The familiar shriek of the Green Line underneath Boylston Street will come to a halt later this week, as infrastructure upgrades will suspend significant portions of the line starting Monday. The shutdown is scheduled to run from Dec. 8-22, with service remaining paused through much of the holiday season.
Service from North Station through Kenmore, Heath Street, and Babcock Street will be suspended. Commuters traveling inbound from areas including Boston College, Boston University, and Northeastern University will experience disruption.
Shuttle bus service will replace the B line from Babcock Street to Copley; E line riders are encouraged to take the 39 bus, which will be fare-free. C and D Line service will not be impacted, but once the lines reach Kenmore, riders will have to take the shuttle to Copley. Once at Copley, riders are encouraged to walk to Back Bay and use the Orange Line to travel further inbound, per an MBTA press release.

The Green Line runs on a catenary system, which involves overhead wires that are stored in wooden troughs in the tunnels. The troughs are over a century old, and the scheduled maintenance aims to replace them with more durable metal.
“That trough is 130 years old,” MBTA Chief Operating Officer Ryan Coholan told reporters alongside General Manager Phillip Eng in November. “When you think about the age of that infrastructure and how important it is to stay ahead of that, this is the opportunity to cure that.”
In addition to replacing aged infrastructure, the installation of the Green Line Train Protection System will be completed. The protection system is designed to prevent train-on-train collisions and enforce speeding, and has already been implemented along other parts of the line.
The fifteen-day suspension is longer than many recent shutdowns, and officials hope to make it as efficient as possible.
“We could have segmented work,” Eng told reporters. “We could have, but that impact is actually worse to the public. By taking this and having the diversion links where it is, it allows us to do all this work in this one period and be done and get out.”

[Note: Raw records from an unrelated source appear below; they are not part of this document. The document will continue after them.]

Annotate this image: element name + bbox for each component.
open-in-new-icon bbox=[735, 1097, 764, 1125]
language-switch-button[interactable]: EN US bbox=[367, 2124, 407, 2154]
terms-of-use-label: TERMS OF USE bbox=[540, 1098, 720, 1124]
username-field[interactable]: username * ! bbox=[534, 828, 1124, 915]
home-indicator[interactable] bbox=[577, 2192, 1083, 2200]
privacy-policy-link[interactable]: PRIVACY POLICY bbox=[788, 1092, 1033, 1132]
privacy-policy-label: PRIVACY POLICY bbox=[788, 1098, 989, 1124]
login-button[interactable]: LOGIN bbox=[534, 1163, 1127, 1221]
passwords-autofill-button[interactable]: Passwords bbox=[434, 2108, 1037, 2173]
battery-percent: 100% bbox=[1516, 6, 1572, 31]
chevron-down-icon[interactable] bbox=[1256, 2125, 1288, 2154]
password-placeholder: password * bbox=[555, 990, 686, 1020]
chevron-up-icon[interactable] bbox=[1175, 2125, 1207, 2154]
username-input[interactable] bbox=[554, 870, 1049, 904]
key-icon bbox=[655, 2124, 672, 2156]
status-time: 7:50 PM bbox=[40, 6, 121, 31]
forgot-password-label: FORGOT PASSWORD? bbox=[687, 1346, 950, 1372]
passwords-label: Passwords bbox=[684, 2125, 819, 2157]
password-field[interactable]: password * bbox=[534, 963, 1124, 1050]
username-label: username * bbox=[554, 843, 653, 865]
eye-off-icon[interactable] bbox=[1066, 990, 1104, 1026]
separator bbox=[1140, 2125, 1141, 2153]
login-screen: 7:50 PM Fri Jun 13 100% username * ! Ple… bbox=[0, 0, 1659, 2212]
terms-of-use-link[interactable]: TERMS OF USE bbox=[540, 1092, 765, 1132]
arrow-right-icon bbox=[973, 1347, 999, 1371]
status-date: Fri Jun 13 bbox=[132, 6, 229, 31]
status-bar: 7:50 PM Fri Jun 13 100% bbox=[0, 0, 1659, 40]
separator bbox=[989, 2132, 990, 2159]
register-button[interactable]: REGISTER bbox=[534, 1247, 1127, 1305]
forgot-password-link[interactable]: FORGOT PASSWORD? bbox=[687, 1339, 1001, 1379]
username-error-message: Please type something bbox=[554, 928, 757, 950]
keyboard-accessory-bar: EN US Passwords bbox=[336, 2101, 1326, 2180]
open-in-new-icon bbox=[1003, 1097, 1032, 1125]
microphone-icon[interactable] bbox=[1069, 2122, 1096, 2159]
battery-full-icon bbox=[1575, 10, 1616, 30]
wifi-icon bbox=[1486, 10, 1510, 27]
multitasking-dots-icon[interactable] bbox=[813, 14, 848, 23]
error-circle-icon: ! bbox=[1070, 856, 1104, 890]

Downtown Green Line riders, including Emerson students, will not be offered shuttle service as a replacement and are instead encouraged to utilize the Red and Orange Lines.
“In the fall and winter, every public transit system in the U.S. is at its peak ridership,” said James Mayes, a freshman writing, literature, and publishing major. “Suspending one of the busiest lines for two weeks at the busiest time of the year and then providing no alternative [Downtown], it’s like, what are we doing?”
The suspension will impact around 100,000 weekday passenger trips, and trip times are expected to be at least 20 minutes longer than usual, an MBTA spokesperson confirmed with The Beacon.
“The T’s already busy enough, and the Green Line is one of the busiest lines,” Mayes added. “You’re just kind of shoving everyone who takes the Green Line, and then you’re pushing all that onto the Orange Line. It’s just way too crowded.”
Mayes, from Ayer, Mass., said he goes home every other weekend. He takes the Green Line to North Station, where he boards the Commuter Rail, and said that the shutdown will affect commuters the most.
“I think it affects commuters a lot more,” he said. “If you at any point have to go through Downtown using the T, it does affect that.”
Paige Bayliss, a senior creative writing major, lives near the Harvard Avenue Green Line stop. They said the suspension will require them to add a bus ride and an Orange Line transfer to their commute.
“[It] is just a bit of a hassle and about fifteen minutes longer,” Bayliss said. “I’m not the biggest fan of the bus, but the 66 isn’t too bad, and I’ve taken it before at least.”
After the suspension, underground Green Line tunnels will boast modern metal catenary troughs and a new safety system. Riders are hoping the service they receive will reflect these improvements.
“I think the T over the past two, three years has made a lot of improvements,” Mayes said. “But I think if they are shutting it down for two weeks they should be fixing other problems as well.”
Bayliss agreed, expressing a desire for additional trains in the colder winter months.
“I don’t really have that much of an issue with the Green Line outside of frequency of trains,” Bayliss said, recalling waiting upwards of 10 minutes for a train in the cold. “I hope the shutdown could mean faster service.”
MBTA officials remain hopeful that this will be the case.
“It really is getting a lot of work done, and I understand every diversion we do impacts the public and our riders. At the same time, this is gonna give them a lot longer term reliability,” Eng added.